Saturday, April 5, 2025

Eraserhead (1977) Mini Review

 

    I've been watching a lot of classic movies recently and figured that I might as well jot down some thoughts. Enjoy!




It was a mistake to watch this one right before my sister was scheduled to have her C-section.

Eraserhead is the very first full-length film by David Lynch, master of surrealist cinema. It was also the first I have seen of his, and I was not sufficiently prepared for how bizarre, disorienting, and most of all disturbing the 1977 film would be. In the most basic terms it is the story of a father's struggles with caring for his newborn child, but that child also happens to be the most horrifying creature I have ever seen come to life with practical effects. There is also a deformed lady who lives in the radiator, a diseased man who pulls levers inside of a meteor, and a decapitated head that is used to make pencil erasers.

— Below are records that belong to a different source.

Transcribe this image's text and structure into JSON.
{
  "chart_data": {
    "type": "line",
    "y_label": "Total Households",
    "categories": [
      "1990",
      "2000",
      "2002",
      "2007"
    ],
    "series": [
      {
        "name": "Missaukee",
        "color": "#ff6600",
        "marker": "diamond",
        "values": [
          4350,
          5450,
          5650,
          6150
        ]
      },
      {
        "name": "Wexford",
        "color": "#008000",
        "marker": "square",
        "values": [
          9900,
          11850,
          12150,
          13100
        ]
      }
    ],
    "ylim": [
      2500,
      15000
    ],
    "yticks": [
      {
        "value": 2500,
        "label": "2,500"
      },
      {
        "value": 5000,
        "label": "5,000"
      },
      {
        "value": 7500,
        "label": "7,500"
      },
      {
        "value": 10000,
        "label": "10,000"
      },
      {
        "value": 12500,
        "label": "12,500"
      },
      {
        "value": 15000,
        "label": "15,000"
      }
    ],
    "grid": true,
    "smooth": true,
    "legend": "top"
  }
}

The film is nonsensical when you try to treat it as a narrative that follows normal logic, but as a cinematic representation of a nightmare it is quite effective. I was unsure of whether or not I liked it when I was watching it—there is a certain film-school student level of pretentiousness to Eraserhead, as if Lynch is making things as obtuse as he can, pretending they mean something, and then laughing at us when we don’t understand his genius, or maybe I’m just dumb and this is all coming from my frustration with not understanding everything. There is also no doubting that Eraserhead is unpleasant to experience, which was, of course, intentional. The music, an omnipresent drone of discordant industrial noise, made sure I was never comfortable, even when the disturbing and disorienting visuals took a break from messing with my brain, and the acting work by Jack Nance and his supporting cast is so alien that it made me feel like I was watching… well, aliens. 

So did I like Eraserhead? The jury’s still out. There is no doubt that it is an effective film, and it is one that I have thought about a lot since I have watched it (compare that to Mufasa: The Lion King, which I watched a day after and couldn’t tell you anything about). The metaphors are strong, the visuals appropriately haunting, and the filmmaking unquestionably solid. But like any nightmare I sure never wish to experience it again.